Quoi qu’il en soit, il y a toujours eu chez Michel Polnareff quelque chose de l’ordre de l’enfermement, et cela semble s’être empiré. Il existe chez lui un empire de l’enfermement. Déjà cloisonné par ses lunettes teintées à montures blanches, reclus durant huit cents jours au palace Royaume Monceau lors de l’écriture de Kâmâ-Sutrâ, l’interprète de Lettre à France s’est enfermé depuis lors dans son personnage public jusqu’à friser l’extrême. Après s’être auto-proclamé «l’Amiral», l’artiste entretient une relation quasi mystique avec ses fans, les «moussaillons», avec lesquels il converse directement sur les réseaux sociaux. A coup de tweets, le Polnareff geek aurait-il tué le beatnick – et le «pique-nique», celui de La Mouche et de L’Amour avec toi – que l’on a tant aimé? Il y a certainement un peu de tout cela, oui. Le personnage Polnareff avant-gardiste s’est modernisé, en ce sens l’artiste s’est peut-être un peu ringardisé.

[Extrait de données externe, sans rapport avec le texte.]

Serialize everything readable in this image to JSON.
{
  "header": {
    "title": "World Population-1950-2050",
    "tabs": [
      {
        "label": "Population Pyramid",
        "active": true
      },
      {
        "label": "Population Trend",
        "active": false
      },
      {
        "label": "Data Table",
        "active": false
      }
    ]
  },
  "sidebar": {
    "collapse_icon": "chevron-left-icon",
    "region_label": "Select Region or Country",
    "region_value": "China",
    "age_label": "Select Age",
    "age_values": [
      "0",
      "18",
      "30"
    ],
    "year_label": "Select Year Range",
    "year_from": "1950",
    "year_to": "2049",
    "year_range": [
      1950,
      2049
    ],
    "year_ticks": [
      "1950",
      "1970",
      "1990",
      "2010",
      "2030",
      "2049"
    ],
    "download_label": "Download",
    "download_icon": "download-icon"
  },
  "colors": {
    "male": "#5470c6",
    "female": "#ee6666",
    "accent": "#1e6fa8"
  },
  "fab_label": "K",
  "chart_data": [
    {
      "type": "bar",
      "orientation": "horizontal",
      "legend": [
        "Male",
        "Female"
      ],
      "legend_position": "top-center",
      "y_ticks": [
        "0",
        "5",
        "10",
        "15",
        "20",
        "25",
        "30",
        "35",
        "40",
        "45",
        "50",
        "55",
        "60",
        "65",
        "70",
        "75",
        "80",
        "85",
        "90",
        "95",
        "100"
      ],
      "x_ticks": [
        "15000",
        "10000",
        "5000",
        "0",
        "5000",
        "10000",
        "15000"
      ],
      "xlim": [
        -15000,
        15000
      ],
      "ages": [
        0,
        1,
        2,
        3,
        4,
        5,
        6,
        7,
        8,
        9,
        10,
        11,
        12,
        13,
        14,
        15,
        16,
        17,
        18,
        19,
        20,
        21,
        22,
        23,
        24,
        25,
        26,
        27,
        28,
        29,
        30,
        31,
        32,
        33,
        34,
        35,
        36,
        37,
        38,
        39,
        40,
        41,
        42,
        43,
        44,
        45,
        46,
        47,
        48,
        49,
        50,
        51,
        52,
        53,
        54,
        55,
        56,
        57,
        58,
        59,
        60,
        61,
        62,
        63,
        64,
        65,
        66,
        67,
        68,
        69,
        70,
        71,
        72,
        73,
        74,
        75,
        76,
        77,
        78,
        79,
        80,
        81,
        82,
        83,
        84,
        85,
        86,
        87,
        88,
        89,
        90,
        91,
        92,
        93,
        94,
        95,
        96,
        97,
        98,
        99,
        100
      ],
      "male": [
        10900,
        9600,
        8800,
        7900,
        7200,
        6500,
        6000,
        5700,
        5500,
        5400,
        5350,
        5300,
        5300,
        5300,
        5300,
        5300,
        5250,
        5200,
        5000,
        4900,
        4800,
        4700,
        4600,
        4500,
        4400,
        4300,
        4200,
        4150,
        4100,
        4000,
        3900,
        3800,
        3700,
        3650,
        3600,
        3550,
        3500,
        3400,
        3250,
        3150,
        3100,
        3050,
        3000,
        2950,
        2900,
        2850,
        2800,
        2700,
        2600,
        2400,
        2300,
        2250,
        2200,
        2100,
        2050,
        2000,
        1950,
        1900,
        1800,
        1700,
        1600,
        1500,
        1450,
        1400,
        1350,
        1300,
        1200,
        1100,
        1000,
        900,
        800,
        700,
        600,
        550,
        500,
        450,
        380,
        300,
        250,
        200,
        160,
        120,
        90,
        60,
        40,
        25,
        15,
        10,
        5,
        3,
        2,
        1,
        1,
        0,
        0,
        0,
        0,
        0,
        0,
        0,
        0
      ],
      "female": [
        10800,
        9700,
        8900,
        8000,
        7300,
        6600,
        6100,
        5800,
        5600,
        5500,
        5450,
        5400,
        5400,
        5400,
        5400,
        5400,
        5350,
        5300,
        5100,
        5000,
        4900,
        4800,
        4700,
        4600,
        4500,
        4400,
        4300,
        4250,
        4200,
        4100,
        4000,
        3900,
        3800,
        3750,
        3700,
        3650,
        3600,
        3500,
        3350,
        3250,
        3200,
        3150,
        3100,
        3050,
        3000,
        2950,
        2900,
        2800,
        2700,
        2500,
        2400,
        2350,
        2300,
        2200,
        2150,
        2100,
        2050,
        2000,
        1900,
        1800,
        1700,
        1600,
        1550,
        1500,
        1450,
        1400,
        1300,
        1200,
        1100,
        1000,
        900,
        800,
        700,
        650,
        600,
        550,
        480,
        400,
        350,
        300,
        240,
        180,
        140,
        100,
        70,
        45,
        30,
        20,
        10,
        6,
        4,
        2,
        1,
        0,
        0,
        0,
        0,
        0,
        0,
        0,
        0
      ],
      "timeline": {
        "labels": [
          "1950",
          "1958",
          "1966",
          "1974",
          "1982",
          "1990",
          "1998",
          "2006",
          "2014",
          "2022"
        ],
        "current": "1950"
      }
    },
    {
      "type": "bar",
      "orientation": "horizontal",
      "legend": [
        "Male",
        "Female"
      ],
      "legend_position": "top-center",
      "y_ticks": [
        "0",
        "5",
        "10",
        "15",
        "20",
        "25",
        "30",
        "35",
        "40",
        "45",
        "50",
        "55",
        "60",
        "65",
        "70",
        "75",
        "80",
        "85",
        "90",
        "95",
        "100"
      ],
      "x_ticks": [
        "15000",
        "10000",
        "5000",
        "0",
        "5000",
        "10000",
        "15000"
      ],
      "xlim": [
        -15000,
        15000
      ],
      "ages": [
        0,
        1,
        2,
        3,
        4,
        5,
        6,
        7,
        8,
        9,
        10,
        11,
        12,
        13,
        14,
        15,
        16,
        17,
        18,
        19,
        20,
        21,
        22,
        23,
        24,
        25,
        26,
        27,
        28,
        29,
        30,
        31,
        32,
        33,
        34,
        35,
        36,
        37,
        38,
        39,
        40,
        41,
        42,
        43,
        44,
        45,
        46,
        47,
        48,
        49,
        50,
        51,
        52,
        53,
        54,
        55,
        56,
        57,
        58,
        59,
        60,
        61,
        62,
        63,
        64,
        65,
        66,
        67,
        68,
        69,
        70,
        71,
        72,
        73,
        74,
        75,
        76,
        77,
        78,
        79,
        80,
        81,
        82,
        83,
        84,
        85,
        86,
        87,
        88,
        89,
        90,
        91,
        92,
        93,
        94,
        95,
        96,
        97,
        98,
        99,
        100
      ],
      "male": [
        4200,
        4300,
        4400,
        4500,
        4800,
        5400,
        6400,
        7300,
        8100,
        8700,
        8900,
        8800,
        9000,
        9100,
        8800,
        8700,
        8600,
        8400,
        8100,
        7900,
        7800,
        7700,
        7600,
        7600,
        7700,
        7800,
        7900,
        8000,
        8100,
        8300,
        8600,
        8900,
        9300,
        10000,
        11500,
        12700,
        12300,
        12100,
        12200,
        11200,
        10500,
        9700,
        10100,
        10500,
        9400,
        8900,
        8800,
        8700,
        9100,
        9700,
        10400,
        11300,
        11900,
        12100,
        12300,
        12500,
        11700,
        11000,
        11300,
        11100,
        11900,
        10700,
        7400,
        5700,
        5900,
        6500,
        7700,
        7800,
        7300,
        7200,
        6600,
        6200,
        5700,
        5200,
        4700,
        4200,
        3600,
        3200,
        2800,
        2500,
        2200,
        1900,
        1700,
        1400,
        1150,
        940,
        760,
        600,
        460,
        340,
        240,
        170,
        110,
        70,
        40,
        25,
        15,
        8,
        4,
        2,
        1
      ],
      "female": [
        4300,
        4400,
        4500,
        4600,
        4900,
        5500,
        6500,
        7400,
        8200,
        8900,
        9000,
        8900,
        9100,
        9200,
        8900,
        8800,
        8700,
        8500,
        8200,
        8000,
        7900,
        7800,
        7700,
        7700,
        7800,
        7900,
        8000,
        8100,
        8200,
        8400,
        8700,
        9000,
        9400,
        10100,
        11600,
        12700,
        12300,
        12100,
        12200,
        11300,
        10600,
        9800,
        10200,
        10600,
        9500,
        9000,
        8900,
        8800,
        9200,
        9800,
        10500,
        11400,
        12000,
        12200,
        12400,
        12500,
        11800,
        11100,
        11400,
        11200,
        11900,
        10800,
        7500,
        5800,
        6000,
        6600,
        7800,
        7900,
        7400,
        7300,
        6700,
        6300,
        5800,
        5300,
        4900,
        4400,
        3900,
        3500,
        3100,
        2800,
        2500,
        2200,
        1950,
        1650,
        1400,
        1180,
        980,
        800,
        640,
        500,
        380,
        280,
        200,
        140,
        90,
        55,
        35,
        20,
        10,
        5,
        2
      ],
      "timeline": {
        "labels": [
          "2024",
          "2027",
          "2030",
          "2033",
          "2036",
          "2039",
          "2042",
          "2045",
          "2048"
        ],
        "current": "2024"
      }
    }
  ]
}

Un album incohérent et excessif, pour le meilleur et pour le pire
Heureusement, Polnareff n’est pas exactement resté sans rien faire pendant presque trois décennies. La preuve, l’album est sorti et la folie créatrice de ce drôle de bonhomme est toujours présente, peut-être plus que jamais. Les deux bémols, c’est que son inspiration au niveau musical ne se retrouve pas vraiment dans les textes, et que la production très américaine aboutit à une œuvre hyper-baroque, voire boursouflée. Dans Enfin!, on oscille entre le disco et la pop rock, en passant par le funk, le brass band et les ballades. Enfin!, que son créateur aime comparer à son album culte Polnareff’s (1971), considéré par beaucoup comme son chef-d’œuvre, est éclectique à souhait. Notre analyse chanson par chanson:
1. Phantom: L’album s’ouvre sur ce qui s’avère être sans conteste sa plus grande réussite. Un instrumental…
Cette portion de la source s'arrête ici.